Gordon Y: Yeah, yeah. In fact, there was a lot of difference between us and the Japanese even though we looked alike. They could tell instantly that we were not Japanese, the Japanese people. Because our mannerisms and our speech was totally different. It takes a long time. In fact, I don't believe... it's just like someone coming to the United States. You can tell right away they're not American, they're European or they're Swedish or they're German, or... you can just tell by watching them. Their haircut's different. Their clothes is different. We were the same way over there. So even there we were able to walk into places that were off limits because we looked Japanese, you opened your mouth and they could tell right away that you're not Japanese, you're something else. So we had a lot of interesting, funny experiences along that line when we were in, at first. After a while you start to pick up the mannerisms because you're right there all the time. I was there twenty-four hours a day doing things that were, we were beginning to learn the culture. The certain way you move your hands.

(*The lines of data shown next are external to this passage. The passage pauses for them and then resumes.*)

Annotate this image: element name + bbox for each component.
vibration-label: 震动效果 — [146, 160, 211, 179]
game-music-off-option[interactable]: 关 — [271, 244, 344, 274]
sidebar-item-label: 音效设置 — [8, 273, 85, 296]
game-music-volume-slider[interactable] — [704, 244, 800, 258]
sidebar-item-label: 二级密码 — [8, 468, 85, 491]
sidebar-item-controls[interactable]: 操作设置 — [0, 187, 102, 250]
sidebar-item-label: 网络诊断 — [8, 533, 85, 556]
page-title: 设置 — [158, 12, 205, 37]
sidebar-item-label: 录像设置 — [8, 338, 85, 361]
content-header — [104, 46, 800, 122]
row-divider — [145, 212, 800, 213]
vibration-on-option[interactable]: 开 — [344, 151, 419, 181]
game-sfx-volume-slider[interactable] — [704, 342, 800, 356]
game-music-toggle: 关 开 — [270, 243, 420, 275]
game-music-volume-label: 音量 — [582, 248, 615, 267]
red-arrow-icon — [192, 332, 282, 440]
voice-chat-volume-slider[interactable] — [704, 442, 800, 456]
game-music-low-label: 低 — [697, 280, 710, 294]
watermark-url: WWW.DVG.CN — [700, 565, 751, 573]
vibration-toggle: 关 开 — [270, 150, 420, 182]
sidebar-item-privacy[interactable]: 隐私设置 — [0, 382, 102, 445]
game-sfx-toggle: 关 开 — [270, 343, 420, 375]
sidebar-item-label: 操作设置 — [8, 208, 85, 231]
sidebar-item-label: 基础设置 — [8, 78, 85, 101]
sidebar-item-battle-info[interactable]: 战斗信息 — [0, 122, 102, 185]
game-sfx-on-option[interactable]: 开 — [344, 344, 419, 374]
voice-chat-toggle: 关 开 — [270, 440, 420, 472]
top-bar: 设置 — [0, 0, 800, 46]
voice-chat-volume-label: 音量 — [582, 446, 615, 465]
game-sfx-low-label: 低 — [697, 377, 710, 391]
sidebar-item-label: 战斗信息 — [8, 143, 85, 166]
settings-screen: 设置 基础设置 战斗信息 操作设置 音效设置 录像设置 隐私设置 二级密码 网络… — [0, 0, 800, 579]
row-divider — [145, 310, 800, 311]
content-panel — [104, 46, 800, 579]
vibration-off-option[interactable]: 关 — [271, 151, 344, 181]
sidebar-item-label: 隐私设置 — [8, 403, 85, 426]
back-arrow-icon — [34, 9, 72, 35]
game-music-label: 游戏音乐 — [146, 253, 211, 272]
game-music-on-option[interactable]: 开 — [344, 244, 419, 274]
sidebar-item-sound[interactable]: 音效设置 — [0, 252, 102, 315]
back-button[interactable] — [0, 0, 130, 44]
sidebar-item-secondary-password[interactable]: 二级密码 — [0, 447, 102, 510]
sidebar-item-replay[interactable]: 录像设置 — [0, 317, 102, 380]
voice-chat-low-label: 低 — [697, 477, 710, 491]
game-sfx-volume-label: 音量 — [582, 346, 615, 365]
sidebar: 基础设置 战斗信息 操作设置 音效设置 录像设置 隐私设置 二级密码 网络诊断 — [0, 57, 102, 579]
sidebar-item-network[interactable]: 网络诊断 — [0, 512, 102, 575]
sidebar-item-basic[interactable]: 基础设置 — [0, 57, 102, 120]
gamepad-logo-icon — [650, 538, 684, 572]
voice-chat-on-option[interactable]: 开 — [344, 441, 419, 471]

I'd watch them and how they move their hands when they greet. So there's certain... like this. [Gestures with hand] This is a motion Americans don't use, but in Japan, this motion is used a lot. "Oh, I'm sorry," and they go like this. Well, Americans don't do that. So there were motions. And the way your body language changes when you're in a foreign country and starting to pick up the mannerisms of a foreign country.
gky: So you become more Japanese by being there?
Gordon Y: Well, not more Japanese, but I was learning the culture. We sure didn't learn it in the army school. In fact, I don't think I learned that much in the army school. It's when I got to Japan is when I started learning the idioms and the body language and cultural things and really got into it.